Reputation: 9348
Part of a html is structured as below. I want to get the job “title” and “time” from it. I can get them separately, like:
from bs4 import BeautifulSoup
pages = '<div class="content"> \
<a href="Org"> \
<h3 class="title"> \
Dep. Manager</h3> \
</a> \
<div class="contributor"></div> \
<p>John</p> \
<time class="time"> \
<span class="timestamp">May 02 2016</span> \
</time> \
</div>'
soup = BeautifulSoup(pages, "lxml")
soup.prettify()
s = soup.find_all(class_ = "title")[0]
t = soup.find_all('span', class_ = "timestamp")[0].text.strip()
pp_title = s.text.strip()
print t
print (pp_title)
It returns me that wanted.
Dep.
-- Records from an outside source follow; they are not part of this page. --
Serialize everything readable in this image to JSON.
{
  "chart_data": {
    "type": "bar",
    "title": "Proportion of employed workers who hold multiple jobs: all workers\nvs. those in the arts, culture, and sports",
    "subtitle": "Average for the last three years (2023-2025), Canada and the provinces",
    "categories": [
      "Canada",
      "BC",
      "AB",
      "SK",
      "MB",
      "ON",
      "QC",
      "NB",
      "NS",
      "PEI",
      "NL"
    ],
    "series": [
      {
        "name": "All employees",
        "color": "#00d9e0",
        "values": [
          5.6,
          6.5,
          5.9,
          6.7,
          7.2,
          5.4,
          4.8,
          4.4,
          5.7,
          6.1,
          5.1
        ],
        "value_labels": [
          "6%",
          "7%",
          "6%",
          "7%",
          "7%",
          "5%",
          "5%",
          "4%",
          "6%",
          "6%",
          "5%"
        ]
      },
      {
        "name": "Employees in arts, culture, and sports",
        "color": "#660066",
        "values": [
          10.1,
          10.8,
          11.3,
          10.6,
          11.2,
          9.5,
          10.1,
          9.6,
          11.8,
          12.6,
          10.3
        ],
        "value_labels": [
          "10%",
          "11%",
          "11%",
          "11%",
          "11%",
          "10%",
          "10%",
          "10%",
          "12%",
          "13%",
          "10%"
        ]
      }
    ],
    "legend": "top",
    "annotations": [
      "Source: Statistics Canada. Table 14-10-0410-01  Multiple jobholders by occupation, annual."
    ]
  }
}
Manager
May 02 2016
For the "time", I want another way to get it, as the “time” is always below the “title”. I tried this line to get the “time”, it doesn’t work.
print (s.parent.next_sibling.next_sibling)
What’s the right way to get the “time” from the relationship to “title”? thank you.
Upvotes: 1
Views: 1202
Reputation: 84465
Select for the shared parent then grab the children by class. Assumes parent always has both. You can change selector to ensure has both if required.
from bs4 import BeautifulSoup as bs
html = '''
<div class="content"> \
<a href="Org"> \
<h3 class="title"> \
Dep. Manager</h3> \
</a> \
<div class="contributor"></div> \
<p>John</p> \
<time class="time"> \
<span class="timestamp">May 02 2016</span> \
</time> \
</div>
'''
soup = bs(html, 'lxml')
items = [i.text.strip() for i in soup.select('.content:has(.title) .title, .content:has(.title) .timestamp')]
print(items)
Upvotes: 1
Reputation: 71451
You can use soup.find_all
with re
:
import re
from bs4 import BeautifulSoup as soup
result = [i.get_text(strip=True) for i in soup(pages, 'html.parser').find_all(re.compile('h3|span'), {'class':re.compile('title|timestamp')})]
Output:
['Dep. Manager', 'May 02 2016']
Upvotes: 1
Reputation: 314
I don't know whether the issue lies in the string you are providing or somewhere else, but every other call to next_sibling
returns u' '
. So I tried this:
s.parent.next_sibling.next_sibling.next_sibling.next_sibling.next_sibling.next_sibling.findChildren()[0]
I know it's long, but it gets the job done.
Upvotes: 1
Reputation: 12255
You can findParent
with specifying details:
t = s.findParent("div", class_='content').find('span', class_='timestamp').text.strip()
Example:
titles = soup.find_all(class_="title")
for title in titles:
timestamp = title.findParent("div", class_='content').find('span', class_='timestamp').text.strip()
print(title.text.strip(), timestamp)
Upvotes: 2